Am Morgen habe ich den Klinik-Ärger vergessen und bin zappelig wie ein Kind am Geburtstag. Ein endloses freies Wochenende liegt vor mir, unzählbare Möglichkeiten. Ich möchte mit meinen Freundinnen durch die Stadt bummeln, endlich mal wieder zu dritt sein. Ich möchte lesen und in der Badewanne liegen. Und hier sein, ausgedehnt frühstücken, abends am Feuer sitzen.
»Entschuldige«, sagt Tobias, »da ist ein Essen, zu dem ich hinmuss.«
Erst ist die naive Lena am Zug, die im Kopf schon die komplette Garderobe – meine eigene und auch Jennys – auf etwas Oberarzt-Essen-Taugliches durchforstet. »Wann?«, fragt sie voller Vorfreude. Tobias bleibt stumm, sein Blick ist eindeutig, mitleidig. Ach so, »ich« hat er gesagt – und gemeint. Nicht »wir«. Und er schwenkt auch jetzt nicht um und fragt, ob ich Lust habe oder bedauert wenigstens, dass er ohne Begleitung eingeladen ist.
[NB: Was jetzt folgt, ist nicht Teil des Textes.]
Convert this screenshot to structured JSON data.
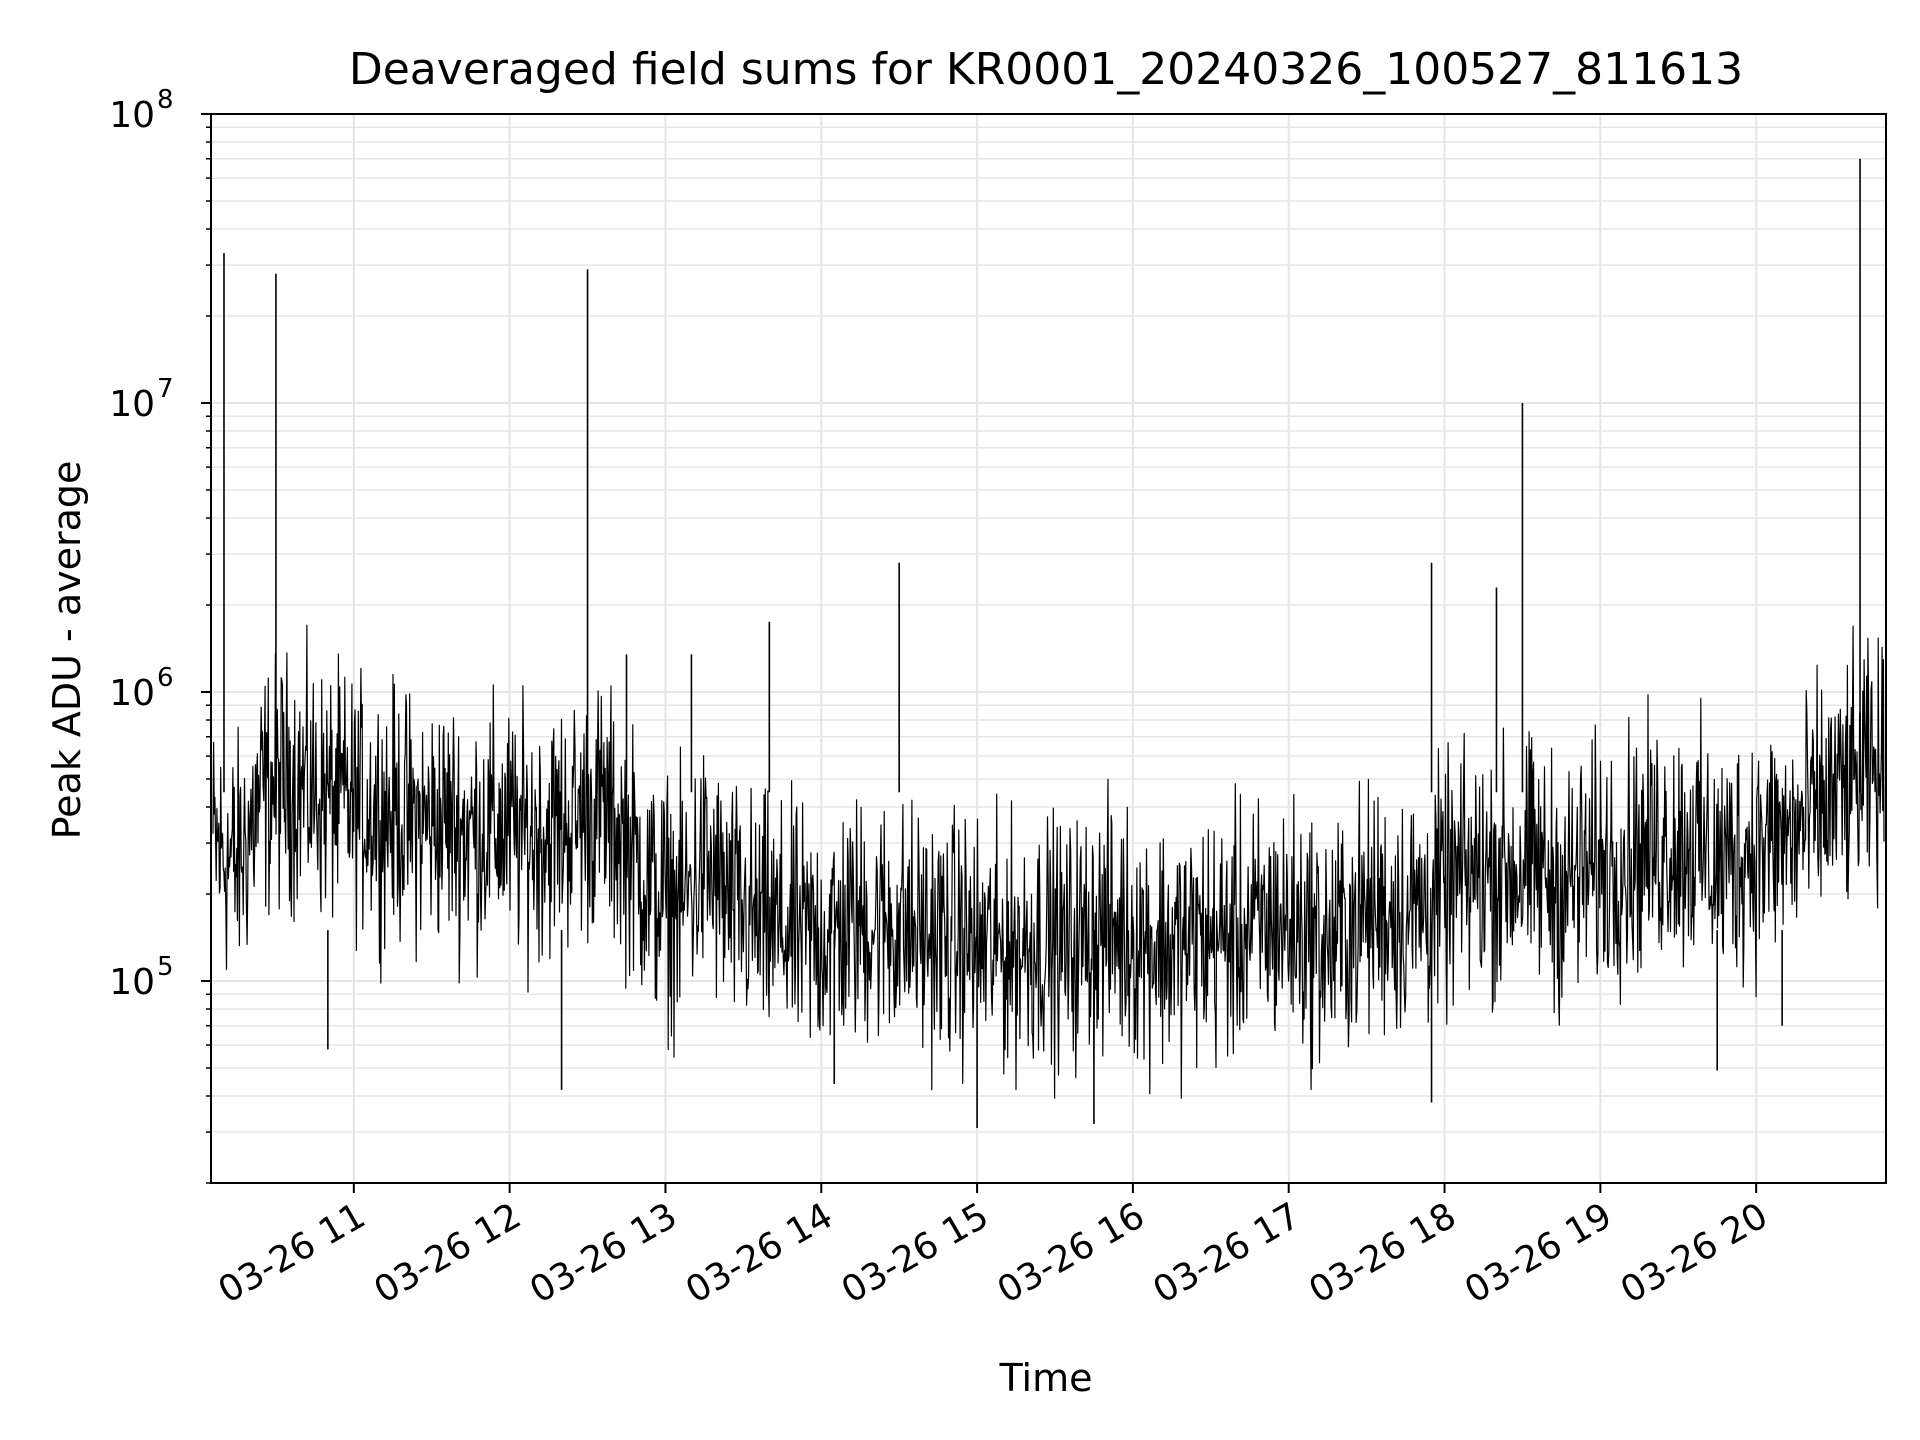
{
  "chart_data": {
    "type": "line",
    "title": "Deaveraged field sums for KR0001_20240326_100527_811613",
    "xlabel": "Time",
    "ylabel": "Peak ADU - average",
    "yscale": "log",
    "ylim": [
      20000,
      100000000
    ],
    "xlim": [
      "2024-03-26 10:05",
      "2024-03-26 20:50"
    ],
    "grid": true,
    "x_tick_labels": [
      "03-26 11",
      "03-26 12",
      "03-26 13",
      "03-26 14",
      "03-26 15",
      "03-26 16",
      "03-26 17",
      "03-26 18",
      "03-26 19",
      "03-26 20"
    ],
    "y_tick_labels": [
      {
        "base": "10",
        "exp": "5"
      },
      {
        "base": "10",
        "exp": "6"
      },
      {
        "base": "10",
        "exp": "7"
      },
      {
        "base": "10",
        "exp": "8"
      }
    ],
    "series": [
      {
        "color": "#000000",
        "x": [
          "2024-03-26 10:05",
          "2024-03-26 10:15",
          "2024-03-26 10:25",
          "2024-03-26 10:35",
          "2024-03-26 10:45",
          "2024-03-26 10:55",
          "2024-03-26 11:05",
          "2024-03-26 11:15",
          "2024-03-26 11:25",
          "2024-03-26 11:35",
          "2024-03-26 11:45",
          "2024-03-26 11:55",
          "2024-03-26 12:05",
          "2024-03-26 12:15",
          "2024-03-26 12:25",
          "2024-03-26 12:35",
          "2024-03-26 12:45",
          "2024-03-26 12:55",
          "2024-03-26 13:05",
          "2024-03-26 13:15",
          "2024-03-26 13:25",
          "2024-03-26 13:35",
          "2024-03-26 13:45",
          "2024-03-26 13:55",
          "2024-03-26 14:05",
          "2024-03-26 14:15",
          "2024-03-26 14:25",
          "2024-03-26 14:35",
          "2024-03-26 14:45",
          "2024-03-26 14:55",
          "2024-03-26 15:05",
          "2024-03-26 15:15",
          "2024-03-26 15:25",
          "2024-03-26 15:35",
          "2024-03-26 15:45",
          "2024-03-26 15:55",
          "2024-03-26 16:05",
          "2024-03-26 16:15",
          "2024-03-26 16:25",
          "2024-03-26 16:35",
          "2024-03-26 16:45",
          "2024-03-26 16:55",
          "2024-03-26 17:05",
          "2024-03-26 17:15",
          "2024-03-26 17:25",
          "2024-03-26 17:35",
          "2024-03-26 17:45",
          "2024-03-26 17:55",
          "2024-03-26 18:05",
          "2024-03-26 18:15",
          "2024-03-26 18:25",
          "2024-03-26 18:35",
          "2024-03-26 18:45",
          "2024-03-26 18:55",
          "2024-03-26 19:05",
          "2024-03-26 19:15",
          "2024-03-26 19:25",
          "2024-03-26 19:35",
          "2024-03-26 19:45",
          "2024-03-26 19:55",
          "2024-03-26 20:05",
          "2024-03-26 20:15",
          "2024-03-26 20:25",
          "2024-03-26 20:35",
          "2024-03-26 20:45"
        ],
        "y": [
          300000,
          250000,
          450000,
          500000,
          450000,
          420000,
          400000,
          380000,
          350000,
          360000,
          330000,
          340000,
          320000,
          330000,
          360000,
          400000,
          300000,
          200000,
          180000,
          250000,
          180000,
          160000,
          150000,
          140000,
          150000,
          160000,
          160000,
          150000,
          140000,
          140000,
          130000,
          130000,
          140000,
          130000,
          150000,
          150000,
          140000,
          130000,
          140000,
          140000,
          150000,
          160000,
          150000,
          130000,
          160000,
          180000,
          170000,
          190000,
          220000,
          240000,
          240000,
          250000,
          210000,
          240000,
          260000,
          280000,
          300000,
          300000,
          250000,
          280000,
          300000,
          320000,
          400000,
          470000,
          520000
        ]
      }
    ],
    "spikes": [
      {
        "x": "2024-03-26 10:10",
        "y": 33000000
      },
      {
        "x": "2024-03-26 10:30",
        "y": 28000000
      },
      {
        "x": "2024-03-26 12:30",
        "y": 29000000
      },
      {
        "x": "2024-03-26 12:45",
        "y": 1350000
      },
      {
        "x": "2024-03-26 13:10",
        "y": 1350000
      },
      {
        "x": "2024-03-26 13:40",
        "y": 1750000
      },
      {
        "x": "2024-03-26 14:30",
        "y": 2800000
      },
      {
        "x": "2024-03-26 17:55",
        "y": 2800000
      },
      {
        "x": "2024-03-26 18:20",
        "y": 2300000
      },
      {
        "x": "2024-03-26 18:30",
        "y": 10000000
      },
      {
        "x": "2024-03-26 20:40",
        "y": 70000000
      }
    ],
    "dips": [
      {
        "x": "2024-03-26 10:50",
        "y": 58000
      },
      {
        "x": "2024-03-26 12:20",
        "y": 42000
      },
      {
        "x": "2024-03-26 14:05",
        "y": 44000
      },
      {
        "x": "2024-03-26 15:00",
        "y": 31000
      },
      {
        "x": "2024-03-26 15:45",
        "y": 32000
      },
      {
        "x": "2024-03-26 17:55",
        "y": 38000
      },
      {
        "x": "2024-03-26 19:45",
        "y": 49000
      },
      {
        "x": "2024-03-26 20:10",
        "y": 70000
      }
    ]
  }
}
Er tut nicht einmal, als wäre es eine schreckliche Verpflichtung, die er ohne mich kaum überstehen wird. Nein, es ist völlig klar, dass er allein geht. Ich fühle mich schrecklich verstoßen. Wie affig, Lena, wie theatralisch, du hast dich doch im Leben noch auf kein Ärzteessen gewünscht. Aber darum geht es nicht. Ich will, dass er mich bei sich haben möchte, ist denn das zu viel verlangt?!
Im Coolbleiben war ich noch nie gut, Tobias merkt sofort, dass ich gekränkt bin. Doch auch dazu sagt er nichts, er nimmt es hin wie die Albernheit eines verwöhnten Kindes – mit dem Erfolg, dass ich noch misslauniger werde. »Komm schon«, sagt er nur, »wir sehen uns am Montag.« Als ob es bloß darum ginge!
Als ich mich verabschiede, ist noch nicht wieder alles gut. Ich gebe mir wirklich Mühe, eine ganz unbeeindruckte, lässige Frau zu sein. Eine, die nicht wegen eines allein verbrachten Abends beleidigt ist. Eine, die wiederzusehen man sich freut. Eine, die man ohnehin schrecklich vermisst, sodass man den freien Abend bereut. Es gelingt mir nicht ganz. Aber er sagt nichts.
An diesem Morgen tut es mir leid, dass ich erst so spät nach Hause komme.